Sejumlah ritual sakral dilaksanakan sebelum Perang Topat dimulai. Berbagai piranti Perang Topat disiapkan, misalnya, rombong berupa lumbung kecil berisi beras ketan sebagai lambang kesejahteraan. Selain itu, juga terdapat sesaji berupa sembilan dulang berisi nasi, berbagai macam buah-buahan sebagai simbol kesuburan, lamak atau alas yang terbuat dari tikar pandan yang di dalamnya berisi sajadah dan Al Qur'an sebagai simbol ketakwaan.

Tidak hanya itu, juga terdapat botol kosong yang tertutup rapat yang disebut momot sebagai simbol kehidupan kekal di alam akhirat, hewan kerbau yang disembelih untuk dinikmati bersama-sama, dan ketupat yang berjumlah ribuan yang setiap ikatnya berjumlah sembilan. Ikatan sembilan itu merupakan pengingat akan keberadaan sembilan wali atau lebih dikenal dengan Wali Songo.

Menurut sebagian masyarakat Islam Suku Sasak, tradisi Perang Topat merupakan acara memperingati masuknya syiar Islam tempo doeloe. Kegiatan itu sekaligus mencerminkan rasa syukur kepada Sang Pencipta yang telah memberikan kemakmuran. Sementara bagi umat Hindu, Perang Topat menjadi manifestasi segala sesuatu menjadi milik-Nya. Sehingga kegiatan itu juga menjadi bagian dari ritual persembahyangan di Pura Lingsar.

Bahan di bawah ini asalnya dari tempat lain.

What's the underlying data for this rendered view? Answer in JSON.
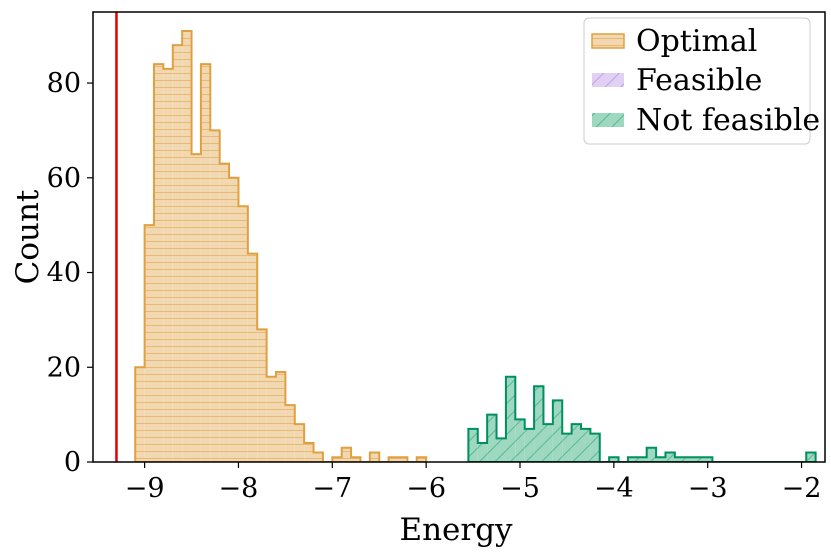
{
  "chart_data": {
    "type": "histogram",
    "xlabel": "Energy",
    "ylabel": "Count",
    "xlim": [
      -9.55,
      -1.75
    ],
    "ylim": [
      0,
      95
    ],
    "x_ticks": [
      -9,
      -8,
      -7,
      -6,
      -5,
      -4,
      -3,
      -2
    ],
    "x_tick_labels": [
      "−9",
      "−8",
      "−7",
      "−6",
      "−5",
      "−4",
      "−3",
      "−2"
    ],
    "y_ticks": [
      0,
      20,
      40,
      60,
      80
    ],
    "y_tick_labels": [
      "0",
      "20",
      "40",
      "60",
      "80"
    ],
    "reference_line": {
      "x": -9.3,
      "color": "#e00000"
    },
    "legend": {
      "position": "top-right",
      "entries": [
        {
          "label": "Optimal",
          "series": "optimal"
        },
        {
          "label": "Feasible",
          "series": "feasible"
        },
        {
          "label": "Not feasible",
          "series": "not_feasible"
        }
      ]
    },
    "series": [
      {
        "name": "Optimal",
        "key": "optimal",
        "edge_color": "#e0a040",
        "fill_color": "#f2d8b0",
        "hatch": "horizontal",
        "bins": [
          {
            "x0": -9.1,
            "x1": -9.0,
            "count": 20
          },
          {
            "x0": -9.0,
            "x1": -8.9,
            "count": 50
          },
          {
            "x0": -8.9,
            "x1": -8.8,
            "count": 84
          },
          {
            "x0": -8.8,
            "x1": -8.7,
            "count": 83
          },
          {
            "x0": -8.7,
            "x1": -8.6,
            "count": 88
          },
          {
            "x0": -8.6,
            "x1": -8.5,
            "count": 91
          },
          {
            "x0": -8.5,
            "x1": -8.4,
            "count": 65
          },
          {
            "x0": -8.4,
            "x1": -8.3,
            "count": 84
          },
          {
            "x0": -8.3,
            "x1": -8.2,
            "count": 70
          },
          {
            "x0": -8.2,
            "x1": -8.1,
            "count": 63
          },
          {
            "x0": -8.1,
            "x1": -8.0,
            "count": 60
          },
          {
            "x0": -8.0,
            "x1": -7.9,
            "count": 54
          },
          {
            "x0": -7.9,
            "x1": -7.8,
            "count": 44
          },
          {
            "x0": -7.8,
            "x1": -7.7,
            "count": 28
          },
          {
            "x0": -7.7,
            "x1": -7.6,
            "count": 18
          },
          {
            "x0": -7.6,
            "x1": -7.5,
            "count": 19
          },
          {
            "x0": -7.5,
            "x1": -7.4,
            "count": 12
          },
          {
            "x0": -7.4,
            "x1": -7.3,
            "count": 8
          },
          {
            "x0": -7.3,
            "x1": -7.2,
            "count": 4
          },
          {
            "x0": -7.2,
            "x1": -7.1,
            "count": 2
          },
          {
            "x0": -7.0,
            "x1": -6.9,
            "count": 1
          },
          {
            "x0": -6.9,
            "x1": -6.8,
            "count": 3
          },
          {
            "x0": -6.8,
            "x1": -6.7,
            "count": 1
          },
          {
            "x0": -6.6,
            "x1": -6.5,
            "count": 2
          },
          {
            "x0": -6.4,
            "x1": -6.2,
            "count": 1
          },
          {
            "x0": -6.1,
            "x1": -6.0,
            "count": 1
          }
        ]
      },
      {
        "name": "Feasible",
        "key": "feasible",
        "edge_color": "#b090e0",
        "fill_color": "#e0d0f4",
        "hatch": "diagonal",
        "bins": []
      },
      {
        "name": "Not feasible",
        "key": "not_feasible",
        "edge_color": "#009060",
        "fill_color": "#9ed8c0",
        "hatch": "diagonal",
        "bins": [
          {
            "x0": -5.55,
            "x1": -5.45,
            "count": 7
          },
          {
            "x0": -5.45,
            "x1": -5.35,
            "count": 4
          },
          {
            "x0": -5.35,
            "x1": -5.25,
            "count": 10
          },
          {
            "x0": -5.25,
            "x1": -5.15,
            "count": 5
          },
          {
            "x0": -5.15,
            "x1": -5.05,
            "count": 18
          },
          {
            "x0": -5.05,
            "x1": -4.95,
            "count": 9
          },
          {
            "x0": -4.95,
            "x1": -4.85,
            "count": 7
          },
          {
            "x0": -4.85,
            "x1": -4.75,
            "count": 16
          },
          {
            "x0": -4.75,
            "x1": -4.65,
            "count": 8
          },
          {
            "x0": -4.65,
            "x1": -4.55,
            "count": 13
          },
          {
            "x0": -4.55,
            "x1": -4.45,
            "count": 6
          },
          {
            "x0": -4.45,
            "x1": -4.35,
            "count": 8
          },
          {
            "x0": -4.35,
            "x1": -4.25,
            "count": 7
          },
          {
            "x0": -4.25,
            "x1": -4.15,
            "count": 6
          },
          {
            "x0": -4.05,
            "x1": -3.95,
            "count": 1
          },
          {
            "x0": -3.85,
            "x1": -3.65,
            "count": 1
          },
          {
            "x0": -3.65,
            "x1": -3.55,
            "count": 3
          },
          {
            "x0": -3.55,
            "x1": -3.45,
            "count": 1
          },
          {
            "x0": -3.45,
            "x1": -3.35,
            "count": 2
          },
          {
            "x0": -3.35,
            "x1": -3.25,
            "count": 1
          },
          {
            "x0": -3.25,
            "x1": -2.95,
            "count": 1
          },
          {
            "x0": -1.95,
            "x1": -1.85,
            "count": 2
          }
        ]
      }
    ]
  }
}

Dalam sambutanya, Bupati Lombok Barat, H. Zaini Arony mengatakan, budaya Perang Topat merupakan satu kesatuan yang unik. Perang Topat dinilai memiliki esensi, yakni mewujudkan persatuan dengan adanya hubungan antardua budaya. ‘”Ada satu benang merah antara Islam dan Hindu dalam budaya Perang Topat ini,’’ kata Zaini.

Zaini menambahkan, Perang Topat di Lombok Barat merupakan kegiatan yang penuh dengan nuansa unik. Kegiatan itu dilaksanakan setelah acara Pura dan Kemaliq selesai, yakni pada saat Rara’ Kembang Waru atau gugurnya kembang waru. 

Setelah itu dilanjutkan dengan ritual perang topat yakni saling lempar dengan ketupat. Ribuan ketupat dilemparkan segenap pengunjung, sesaat setelah Bupati Lobar beserta Wabup Lobar, Wagub NTB, H Muh. Amin dan sejumlah tokoh agama dan tokoh masyarakat melempar ketupat ke tengah kerumunan masyarakat.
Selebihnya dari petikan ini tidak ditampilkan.